Memory, he said, wasn't just for Holocaust survivors. The people who ask us to forget are not our friends. Memory not only honors those we lost but also gives us strength.
"The relationship between teacher and student is sacred." Those are the only words I remember. He informed us that his office hours were mandatory. And we were expected to schedule our time with him. This would be a rigorous class. We would be graded on the quality of our participation, our presentation and the final.
As the weeks went by, the time to present my book came up. "Why did you choose the black book?" I thought to myself. I was already the only black guy in the class. Why draw attention to it? I'd had enough of being the only black whatever at my predominantly white Jesuit high school to be extremely wary. As I read Morrison's debut novel, I was struck by how beautifully she captured the feelings of being not just black but dark. Unlike Night, this book took no imagination on my part. I knew it. I felt it. I'd lived it. Pecola Breedlove, the black protagonist who dreamed of getting blue eyes, was a girl I knew. Sometimes she was me.
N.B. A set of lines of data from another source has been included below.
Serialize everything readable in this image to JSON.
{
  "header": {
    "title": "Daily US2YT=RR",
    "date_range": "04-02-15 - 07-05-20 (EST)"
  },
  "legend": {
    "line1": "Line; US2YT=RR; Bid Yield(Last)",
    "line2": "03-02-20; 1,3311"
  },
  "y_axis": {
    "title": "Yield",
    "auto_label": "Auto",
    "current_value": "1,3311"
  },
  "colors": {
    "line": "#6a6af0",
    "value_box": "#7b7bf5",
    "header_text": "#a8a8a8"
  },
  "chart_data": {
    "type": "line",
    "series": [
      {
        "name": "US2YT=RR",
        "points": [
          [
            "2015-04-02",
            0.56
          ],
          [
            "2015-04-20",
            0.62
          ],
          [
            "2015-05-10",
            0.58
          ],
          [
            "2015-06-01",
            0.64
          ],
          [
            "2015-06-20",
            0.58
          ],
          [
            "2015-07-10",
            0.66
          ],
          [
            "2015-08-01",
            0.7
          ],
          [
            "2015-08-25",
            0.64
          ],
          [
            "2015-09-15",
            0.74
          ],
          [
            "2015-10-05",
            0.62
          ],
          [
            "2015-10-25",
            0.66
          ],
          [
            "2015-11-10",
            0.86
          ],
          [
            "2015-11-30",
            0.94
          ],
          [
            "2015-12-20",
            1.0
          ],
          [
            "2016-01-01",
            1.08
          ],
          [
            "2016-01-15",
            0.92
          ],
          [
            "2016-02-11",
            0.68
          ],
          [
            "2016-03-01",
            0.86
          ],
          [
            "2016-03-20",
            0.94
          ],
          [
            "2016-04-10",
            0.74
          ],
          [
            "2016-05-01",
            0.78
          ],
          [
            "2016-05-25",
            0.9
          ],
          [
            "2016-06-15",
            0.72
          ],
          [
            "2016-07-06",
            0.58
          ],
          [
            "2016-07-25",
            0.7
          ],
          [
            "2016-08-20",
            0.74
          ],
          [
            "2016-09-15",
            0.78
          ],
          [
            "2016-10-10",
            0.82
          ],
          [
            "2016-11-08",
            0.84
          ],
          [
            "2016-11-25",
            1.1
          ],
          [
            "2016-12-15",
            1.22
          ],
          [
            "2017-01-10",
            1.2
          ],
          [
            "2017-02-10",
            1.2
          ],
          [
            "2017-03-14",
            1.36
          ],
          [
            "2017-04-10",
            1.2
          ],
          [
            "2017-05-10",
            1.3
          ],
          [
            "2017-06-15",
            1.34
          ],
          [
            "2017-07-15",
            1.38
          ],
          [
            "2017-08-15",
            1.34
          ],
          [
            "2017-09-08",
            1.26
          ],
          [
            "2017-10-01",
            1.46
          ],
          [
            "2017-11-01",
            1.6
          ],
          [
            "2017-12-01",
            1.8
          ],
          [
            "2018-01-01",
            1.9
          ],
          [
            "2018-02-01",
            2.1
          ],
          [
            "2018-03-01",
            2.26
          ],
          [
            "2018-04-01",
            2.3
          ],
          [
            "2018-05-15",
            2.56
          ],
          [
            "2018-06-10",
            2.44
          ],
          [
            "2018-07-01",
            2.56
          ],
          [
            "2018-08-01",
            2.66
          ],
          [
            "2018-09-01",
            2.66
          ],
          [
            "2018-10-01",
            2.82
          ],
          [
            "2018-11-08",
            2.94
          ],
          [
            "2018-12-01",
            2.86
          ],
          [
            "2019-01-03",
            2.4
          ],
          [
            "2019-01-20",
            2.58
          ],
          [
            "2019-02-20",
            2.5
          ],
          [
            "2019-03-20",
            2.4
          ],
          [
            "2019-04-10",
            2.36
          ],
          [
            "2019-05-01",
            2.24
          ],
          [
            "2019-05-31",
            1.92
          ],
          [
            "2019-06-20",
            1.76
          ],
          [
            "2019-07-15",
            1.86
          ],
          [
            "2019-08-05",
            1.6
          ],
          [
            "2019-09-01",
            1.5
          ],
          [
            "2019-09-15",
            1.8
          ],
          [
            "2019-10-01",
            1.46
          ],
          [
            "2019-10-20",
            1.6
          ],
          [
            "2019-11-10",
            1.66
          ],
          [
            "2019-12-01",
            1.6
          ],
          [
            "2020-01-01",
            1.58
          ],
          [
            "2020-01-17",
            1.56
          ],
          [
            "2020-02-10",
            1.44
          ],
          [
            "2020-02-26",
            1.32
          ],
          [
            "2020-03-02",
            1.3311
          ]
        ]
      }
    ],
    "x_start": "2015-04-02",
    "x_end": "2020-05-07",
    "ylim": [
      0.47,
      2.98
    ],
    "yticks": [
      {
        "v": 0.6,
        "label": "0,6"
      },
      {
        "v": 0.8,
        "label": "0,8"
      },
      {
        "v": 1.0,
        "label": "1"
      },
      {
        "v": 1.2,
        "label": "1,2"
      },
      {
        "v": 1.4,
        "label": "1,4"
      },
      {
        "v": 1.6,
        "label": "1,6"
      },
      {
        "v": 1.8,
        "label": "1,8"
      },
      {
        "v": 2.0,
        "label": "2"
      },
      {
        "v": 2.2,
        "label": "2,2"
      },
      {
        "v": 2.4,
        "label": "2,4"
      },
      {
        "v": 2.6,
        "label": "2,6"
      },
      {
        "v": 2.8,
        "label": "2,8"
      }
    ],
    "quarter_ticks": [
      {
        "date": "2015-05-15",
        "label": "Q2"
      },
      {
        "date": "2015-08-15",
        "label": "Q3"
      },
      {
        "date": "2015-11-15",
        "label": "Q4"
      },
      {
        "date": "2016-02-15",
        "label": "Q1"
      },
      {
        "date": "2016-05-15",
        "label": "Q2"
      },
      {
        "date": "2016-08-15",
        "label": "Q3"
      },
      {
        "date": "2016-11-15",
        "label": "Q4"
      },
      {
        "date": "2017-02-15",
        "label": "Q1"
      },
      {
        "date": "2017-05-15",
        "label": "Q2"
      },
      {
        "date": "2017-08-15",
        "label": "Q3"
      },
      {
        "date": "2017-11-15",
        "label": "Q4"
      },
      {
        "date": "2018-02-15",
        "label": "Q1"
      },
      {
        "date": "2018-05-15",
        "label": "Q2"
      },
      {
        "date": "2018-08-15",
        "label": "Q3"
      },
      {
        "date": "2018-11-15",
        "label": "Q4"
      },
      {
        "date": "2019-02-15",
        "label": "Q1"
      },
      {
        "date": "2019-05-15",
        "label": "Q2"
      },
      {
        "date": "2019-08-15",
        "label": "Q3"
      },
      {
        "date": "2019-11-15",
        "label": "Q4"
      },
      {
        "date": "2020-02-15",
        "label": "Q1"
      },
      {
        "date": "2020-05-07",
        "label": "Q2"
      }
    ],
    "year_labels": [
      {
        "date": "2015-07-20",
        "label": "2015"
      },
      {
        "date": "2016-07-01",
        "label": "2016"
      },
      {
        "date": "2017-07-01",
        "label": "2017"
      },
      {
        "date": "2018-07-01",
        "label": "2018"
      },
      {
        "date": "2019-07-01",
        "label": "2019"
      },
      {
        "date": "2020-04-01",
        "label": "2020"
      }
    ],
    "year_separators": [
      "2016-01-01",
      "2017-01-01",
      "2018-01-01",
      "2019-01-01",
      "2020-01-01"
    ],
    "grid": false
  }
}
When I began my presentation, and looked down at my notes about skin color, race, and blackness, I was overcome. I glanced at Wiesel, who looked at me with encouragement. I immediately began to cry — not a Denzel Washington dignified Glory tear, but a full-on Oprah "ugly cry."
Without memory, there is no culture. Without memory, there would be no civilization, no society, no future. Elie Wiesel
What strikes me about that course is not that I cried. It's the environment he created in the class. It was a collective sense of empathy. You see, though Wiesel was a celebrity professor, he didn't act like a celebrity professor. If you could get over the Nobel Prize thing, he was easy enough to chat up, especially when he was waiting for his car to the airport.
During our first office hours, Professor Wiesel turned back to that moment in class. We spoke about race. This was pre-Million Man March and O.J. trial, but post-Los Angeles riots. In my college youth, I was quick to want to "get beyond" race. I apologized for what I thought was an unmanly outburst in class. I admonished myself for "not being able to get past it."
I remember him leaning in and asking why I would want to forget.
Memory, he said, wasn't just for Holocaust survivors. The people who ask us to forget are not our friends. Memory not only honors those we lost but also gives us strength. In those office hours, he gave me a shield, practical words and thoughts that would help me, a gay, Nigerian, Catholic journalist. He gave me tools that would aid me in an often hostile world. Over the years, I have found myself quoting Professor Wiesel to white people who want me to "get over race." "That's old." "It was a hundred years ago." But Professor Wiesel had been emphatic: Nothing good comes of forgetting; remember, so that my past doesn't become your future.
Sonari, this is so beautiful. I never heard or read this essay before. Thank you for sharing such a powerful piece and giving us a window into who Elie Wiesel was like as a person and as a teacher.
Thanks Sonari for sharing your beautiful essay. And lovely seeing you at the screening. Your presence in the film was priceless.